Interest in the therapeutic potential of psychedelic substances has recently resumed. During an early phase of human psychedelic research, their therapeutic application in different pathologies had been suggested, and the first evidence for efficacy was provided. The range of recent clinical applications of psychedelics spans from cluster headaches and obsessive-compulsive disorder to addiction and the treatment of fear and anxiety in patients suffering from terminal illness, indicating potentially different therapeutic mechanisms. A variety of approaches in psychotherapy emphasize subjective experiences, such as so-called peak experiences or afterglow phenomena, as differentially mediating therapeutic action.
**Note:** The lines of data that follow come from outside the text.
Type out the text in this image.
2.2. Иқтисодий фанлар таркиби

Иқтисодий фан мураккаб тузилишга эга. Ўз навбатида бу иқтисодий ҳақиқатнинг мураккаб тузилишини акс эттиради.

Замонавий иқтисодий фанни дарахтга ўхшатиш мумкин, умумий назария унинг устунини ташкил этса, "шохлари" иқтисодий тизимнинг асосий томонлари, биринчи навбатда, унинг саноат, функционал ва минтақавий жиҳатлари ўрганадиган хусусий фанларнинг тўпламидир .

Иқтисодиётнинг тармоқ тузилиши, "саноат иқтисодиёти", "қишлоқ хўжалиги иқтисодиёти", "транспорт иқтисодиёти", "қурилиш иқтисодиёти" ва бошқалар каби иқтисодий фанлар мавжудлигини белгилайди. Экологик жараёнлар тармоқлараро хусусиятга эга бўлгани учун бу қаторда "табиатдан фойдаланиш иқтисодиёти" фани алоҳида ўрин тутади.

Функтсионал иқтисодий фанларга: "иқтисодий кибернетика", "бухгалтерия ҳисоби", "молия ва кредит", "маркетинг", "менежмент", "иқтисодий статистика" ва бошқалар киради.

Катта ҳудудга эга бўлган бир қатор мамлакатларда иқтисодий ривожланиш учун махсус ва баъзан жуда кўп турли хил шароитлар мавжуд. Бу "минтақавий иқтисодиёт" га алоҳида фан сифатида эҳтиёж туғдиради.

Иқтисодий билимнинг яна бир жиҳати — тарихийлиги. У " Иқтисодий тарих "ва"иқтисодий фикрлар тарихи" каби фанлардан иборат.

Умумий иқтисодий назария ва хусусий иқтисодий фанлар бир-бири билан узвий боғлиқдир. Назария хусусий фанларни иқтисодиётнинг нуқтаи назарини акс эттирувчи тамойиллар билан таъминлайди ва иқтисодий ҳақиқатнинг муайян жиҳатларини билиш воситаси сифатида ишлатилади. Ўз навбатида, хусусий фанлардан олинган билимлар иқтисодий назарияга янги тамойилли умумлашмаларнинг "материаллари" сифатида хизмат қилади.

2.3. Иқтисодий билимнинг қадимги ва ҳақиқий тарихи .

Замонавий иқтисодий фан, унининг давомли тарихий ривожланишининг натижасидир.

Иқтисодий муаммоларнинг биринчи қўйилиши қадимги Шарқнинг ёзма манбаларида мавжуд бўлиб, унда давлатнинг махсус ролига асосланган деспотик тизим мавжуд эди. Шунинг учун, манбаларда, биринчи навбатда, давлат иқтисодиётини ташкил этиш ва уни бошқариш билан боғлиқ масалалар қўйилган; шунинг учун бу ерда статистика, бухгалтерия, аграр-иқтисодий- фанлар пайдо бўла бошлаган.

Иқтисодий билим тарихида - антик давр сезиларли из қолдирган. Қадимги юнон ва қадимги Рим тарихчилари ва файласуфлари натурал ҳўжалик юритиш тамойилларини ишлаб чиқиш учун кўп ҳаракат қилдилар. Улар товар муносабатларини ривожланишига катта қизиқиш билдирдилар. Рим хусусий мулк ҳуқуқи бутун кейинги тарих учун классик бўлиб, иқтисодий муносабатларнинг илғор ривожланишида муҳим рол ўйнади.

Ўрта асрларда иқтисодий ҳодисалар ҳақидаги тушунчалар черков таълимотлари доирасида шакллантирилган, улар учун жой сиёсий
This review aims to re-evaluate earlier and recent concepts of how psychedelic substances may exert beneficial effects. After a short outline of neurophenomenological aspects, we discuss different approaches to how psychedelics are used in psychotherapy. Finally, we summarize evidence for the relationship between subjective experiences and therapeutic success. While the distinction between pharmacological and psychological action obviously cannot be clear-cut, they do appear to contribute differently from each other when their effects are compared with regard to pathologies.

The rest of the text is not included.